The province will continue to fund non-profits even if they are closed or their regular operations have been disrupted.
Licensed childcare providers staying open will receive enhanced funding. These centres are eligible to receive seven times their average monthly operating funding from government, which is expected to cover approximately 75 per cent of a group facility’s average monthly operating expenses.
The province is also increasing and expanding the B.C. Climate Action Tax Credit in July 2020.
As many as 86 per cent of British Columbians will see some extra money from this enhancement.

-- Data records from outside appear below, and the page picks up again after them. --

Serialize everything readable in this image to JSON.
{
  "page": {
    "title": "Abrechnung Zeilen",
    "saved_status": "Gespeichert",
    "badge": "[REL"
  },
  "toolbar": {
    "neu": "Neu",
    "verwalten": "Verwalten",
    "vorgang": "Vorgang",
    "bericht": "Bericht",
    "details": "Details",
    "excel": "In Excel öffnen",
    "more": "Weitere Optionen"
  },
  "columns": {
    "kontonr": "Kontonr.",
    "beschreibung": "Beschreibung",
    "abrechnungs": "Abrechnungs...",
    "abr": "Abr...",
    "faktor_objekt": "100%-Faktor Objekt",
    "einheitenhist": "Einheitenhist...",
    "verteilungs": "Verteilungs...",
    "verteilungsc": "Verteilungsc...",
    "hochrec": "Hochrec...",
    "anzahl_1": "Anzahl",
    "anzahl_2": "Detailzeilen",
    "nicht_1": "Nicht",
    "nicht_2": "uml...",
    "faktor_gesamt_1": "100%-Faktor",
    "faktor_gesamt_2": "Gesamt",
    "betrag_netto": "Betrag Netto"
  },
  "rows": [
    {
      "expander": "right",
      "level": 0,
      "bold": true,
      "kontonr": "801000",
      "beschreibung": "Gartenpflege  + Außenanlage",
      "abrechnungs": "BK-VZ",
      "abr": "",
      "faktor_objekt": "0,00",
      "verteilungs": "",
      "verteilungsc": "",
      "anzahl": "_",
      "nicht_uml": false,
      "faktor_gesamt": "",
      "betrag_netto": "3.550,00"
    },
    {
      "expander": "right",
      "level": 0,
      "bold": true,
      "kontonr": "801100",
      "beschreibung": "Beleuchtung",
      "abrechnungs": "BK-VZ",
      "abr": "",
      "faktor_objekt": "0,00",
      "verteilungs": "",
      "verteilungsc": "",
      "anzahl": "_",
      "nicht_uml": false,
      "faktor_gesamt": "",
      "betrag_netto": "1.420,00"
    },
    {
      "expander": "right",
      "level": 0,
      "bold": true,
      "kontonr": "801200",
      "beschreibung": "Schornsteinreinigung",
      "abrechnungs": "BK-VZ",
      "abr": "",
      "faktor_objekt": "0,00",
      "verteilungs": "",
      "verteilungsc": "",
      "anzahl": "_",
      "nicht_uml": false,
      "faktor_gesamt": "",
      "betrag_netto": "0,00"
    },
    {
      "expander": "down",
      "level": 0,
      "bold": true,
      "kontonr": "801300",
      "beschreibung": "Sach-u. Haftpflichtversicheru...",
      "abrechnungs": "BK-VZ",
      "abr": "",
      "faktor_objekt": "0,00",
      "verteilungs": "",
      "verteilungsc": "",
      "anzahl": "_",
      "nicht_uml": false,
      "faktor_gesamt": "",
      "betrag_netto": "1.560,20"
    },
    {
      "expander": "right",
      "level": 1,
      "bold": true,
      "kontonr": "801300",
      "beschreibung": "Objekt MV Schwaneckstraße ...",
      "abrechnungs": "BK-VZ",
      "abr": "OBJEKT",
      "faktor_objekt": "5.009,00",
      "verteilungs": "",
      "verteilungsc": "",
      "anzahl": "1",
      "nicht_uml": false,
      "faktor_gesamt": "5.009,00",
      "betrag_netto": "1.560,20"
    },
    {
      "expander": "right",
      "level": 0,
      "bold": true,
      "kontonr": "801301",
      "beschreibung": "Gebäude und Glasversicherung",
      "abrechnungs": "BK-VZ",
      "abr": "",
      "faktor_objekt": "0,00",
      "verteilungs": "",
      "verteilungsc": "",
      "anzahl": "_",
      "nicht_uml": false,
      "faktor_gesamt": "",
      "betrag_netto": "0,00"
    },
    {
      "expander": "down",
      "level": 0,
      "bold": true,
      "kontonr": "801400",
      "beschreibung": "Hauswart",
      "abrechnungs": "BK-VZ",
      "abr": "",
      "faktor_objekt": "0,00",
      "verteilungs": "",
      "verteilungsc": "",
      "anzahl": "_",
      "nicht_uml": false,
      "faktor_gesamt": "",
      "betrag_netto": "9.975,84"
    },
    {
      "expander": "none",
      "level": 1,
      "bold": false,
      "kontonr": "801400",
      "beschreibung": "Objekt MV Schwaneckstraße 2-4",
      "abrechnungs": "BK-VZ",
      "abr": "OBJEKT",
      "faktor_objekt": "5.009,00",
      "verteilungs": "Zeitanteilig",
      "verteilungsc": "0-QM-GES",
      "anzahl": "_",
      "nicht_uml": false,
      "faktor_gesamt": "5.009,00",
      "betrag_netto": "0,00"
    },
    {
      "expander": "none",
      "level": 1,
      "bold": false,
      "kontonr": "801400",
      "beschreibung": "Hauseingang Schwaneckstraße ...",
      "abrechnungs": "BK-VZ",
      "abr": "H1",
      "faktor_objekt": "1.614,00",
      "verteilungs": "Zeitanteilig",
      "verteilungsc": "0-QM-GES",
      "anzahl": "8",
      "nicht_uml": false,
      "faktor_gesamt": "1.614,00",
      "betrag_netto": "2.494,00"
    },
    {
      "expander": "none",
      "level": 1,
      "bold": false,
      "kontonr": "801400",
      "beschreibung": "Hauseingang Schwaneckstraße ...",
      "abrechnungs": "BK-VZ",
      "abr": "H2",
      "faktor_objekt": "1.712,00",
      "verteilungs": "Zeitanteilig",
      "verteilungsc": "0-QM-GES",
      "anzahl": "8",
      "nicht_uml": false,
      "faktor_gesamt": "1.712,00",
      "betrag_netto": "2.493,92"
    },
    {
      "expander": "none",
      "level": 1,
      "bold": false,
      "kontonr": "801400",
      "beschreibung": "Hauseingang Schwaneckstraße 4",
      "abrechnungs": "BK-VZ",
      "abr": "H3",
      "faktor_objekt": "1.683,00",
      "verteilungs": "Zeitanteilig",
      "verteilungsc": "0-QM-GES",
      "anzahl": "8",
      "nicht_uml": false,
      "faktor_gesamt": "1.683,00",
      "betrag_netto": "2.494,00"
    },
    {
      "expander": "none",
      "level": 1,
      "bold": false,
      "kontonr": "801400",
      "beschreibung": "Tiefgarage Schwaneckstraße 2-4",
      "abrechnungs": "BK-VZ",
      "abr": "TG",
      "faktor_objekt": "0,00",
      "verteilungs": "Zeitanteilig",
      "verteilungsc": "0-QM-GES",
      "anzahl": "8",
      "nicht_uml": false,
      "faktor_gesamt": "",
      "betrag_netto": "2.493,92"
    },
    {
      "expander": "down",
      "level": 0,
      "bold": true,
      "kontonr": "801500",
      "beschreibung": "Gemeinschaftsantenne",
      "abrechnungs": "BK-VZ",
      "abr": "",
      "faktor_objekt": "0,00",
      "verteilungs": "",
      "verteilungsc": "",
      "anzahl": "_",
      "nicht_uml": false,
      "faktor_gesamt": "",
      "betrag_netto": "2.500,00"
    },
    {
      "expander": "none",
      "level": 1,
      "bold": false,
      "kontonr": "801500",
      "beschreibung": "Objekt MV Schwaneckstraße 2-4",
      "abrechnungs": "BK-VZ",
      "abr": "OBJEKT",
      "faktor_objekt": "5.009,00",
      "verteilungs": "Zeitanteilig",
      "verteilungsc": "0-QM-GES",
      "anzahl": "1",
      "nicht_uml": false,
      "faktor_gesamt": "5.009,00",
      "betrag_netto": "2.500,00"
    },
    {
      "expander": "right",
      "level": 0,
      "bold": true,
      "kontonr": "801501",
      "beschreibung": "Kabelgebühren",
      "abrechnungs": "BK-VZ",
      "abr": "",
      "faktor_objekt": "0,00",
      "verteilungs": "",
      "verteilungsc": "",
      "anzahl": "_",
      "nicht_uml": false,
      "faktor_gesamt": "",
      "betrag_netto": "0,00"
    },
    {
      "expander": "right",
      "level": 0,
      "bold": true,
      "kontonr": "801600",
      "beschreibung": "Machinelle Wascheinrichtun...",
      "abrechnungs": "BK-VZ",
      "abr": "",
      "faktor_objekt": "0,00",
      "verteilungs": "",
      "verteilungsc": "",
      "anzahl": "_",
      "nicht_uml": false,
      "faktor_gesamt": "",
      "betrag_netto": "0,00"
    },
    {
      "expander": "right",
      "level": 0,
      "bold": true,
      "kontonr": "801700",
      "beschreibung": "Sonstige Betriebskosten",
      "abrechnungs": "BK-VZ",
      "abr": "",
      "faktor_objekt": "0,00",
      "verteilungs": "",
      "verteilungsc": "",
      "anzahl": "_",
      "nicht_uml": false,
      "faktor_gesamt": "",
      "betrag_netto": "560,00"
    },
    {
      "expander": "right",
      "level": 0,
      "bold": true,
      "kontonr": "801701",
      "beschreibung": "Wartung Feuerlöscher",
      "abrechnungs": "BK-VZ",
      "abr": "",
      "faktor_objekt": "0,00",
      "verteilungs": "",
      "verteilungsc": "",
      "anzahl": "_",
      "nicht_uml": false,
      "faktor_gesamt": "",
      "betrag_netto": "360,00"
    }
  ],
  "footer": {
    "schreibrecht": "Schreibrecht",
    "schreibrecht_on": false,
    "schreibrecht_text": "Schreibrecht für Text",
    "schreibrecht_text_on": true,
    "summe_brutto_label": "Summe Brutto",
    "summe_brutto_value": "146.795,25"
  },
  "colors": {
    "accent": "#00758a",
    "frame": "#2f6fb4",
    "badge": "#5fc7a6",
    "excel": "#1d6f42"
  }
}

Eligible families of four will receive up to $564 and eligible individuals will receive up to $218. This boosts the regular climate action tax credit payment of up to $112.50 per family of four and up to $43.50 per adult.
Horgan reiterated a pledge to ensure renters are not evicted during the crisis, but provided few details.
“We will have a plan for renters on Wednesday. We do understand that we are mid-month and coming into April, and we want to make sure that people will not lose homes because of the pandemic,” Horgan said.
“We need to make sure we are laying out something that makes sense for renters and landlords.”